H. L. Mencken called elections “a sort of advance auction sale of stolen goods.” As he ramps-up for an election season, BO proves once again that he has perfected the art of robbing Peter to pay Paul. The president’s next gambit is “tax credits” for the middle class.
These are “subsidies disguised as tax cuts. In other words, they are spending in the form of direct transfers from the treasury to individuals, except that they are administered by the tax authorities rather than the agencies usually responsible for welfare.”
Social engineering is what tax credits are, as they target certain constituencies to the determinant of other, less politically powerful ones. Basically, “taxpayers can receive a raft of tax credits if they engage in various government-specified activities.”
You need very few brains to err on the side of growth and usher in, “lower tax rates for everybody.”
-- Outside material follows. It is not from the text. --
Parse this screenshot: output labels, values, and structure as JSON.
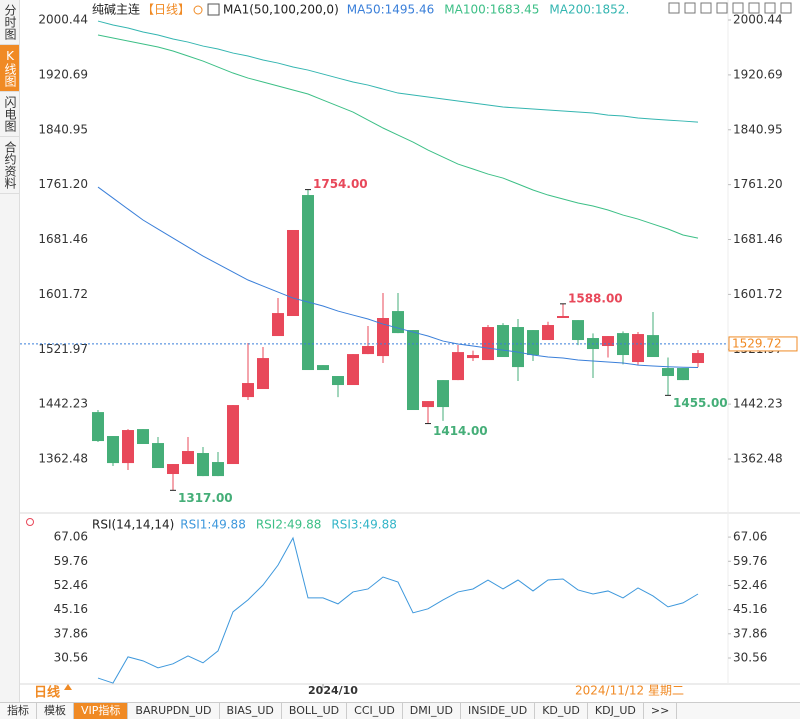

Update (Jan. 26): The familiar demand that I abandon a discussion on tax policy because I stand for abolishing the 16th, “The Number of The Beast,” is a position I’ve denounced again and again. This is what goes for libertarianism in many quarters; you sit on the fence, make nothing but tinny, tedious, purely theoretical arguments, and congratulate yourself on retaining your political purity. To repeat, this is nothing but sloth. It’s also boring, foolish and uppity without being superior.
Yes, taxation is immoral and naturally illicit. And yes, tax policy needs to be debated among the handful of intellectually curious, clever, engaged individuals, and yes, the fact that one wishes to see a return to natural justice does not preclude a pragmatic support for, say, a flat, low tax. Let the poor set the rate.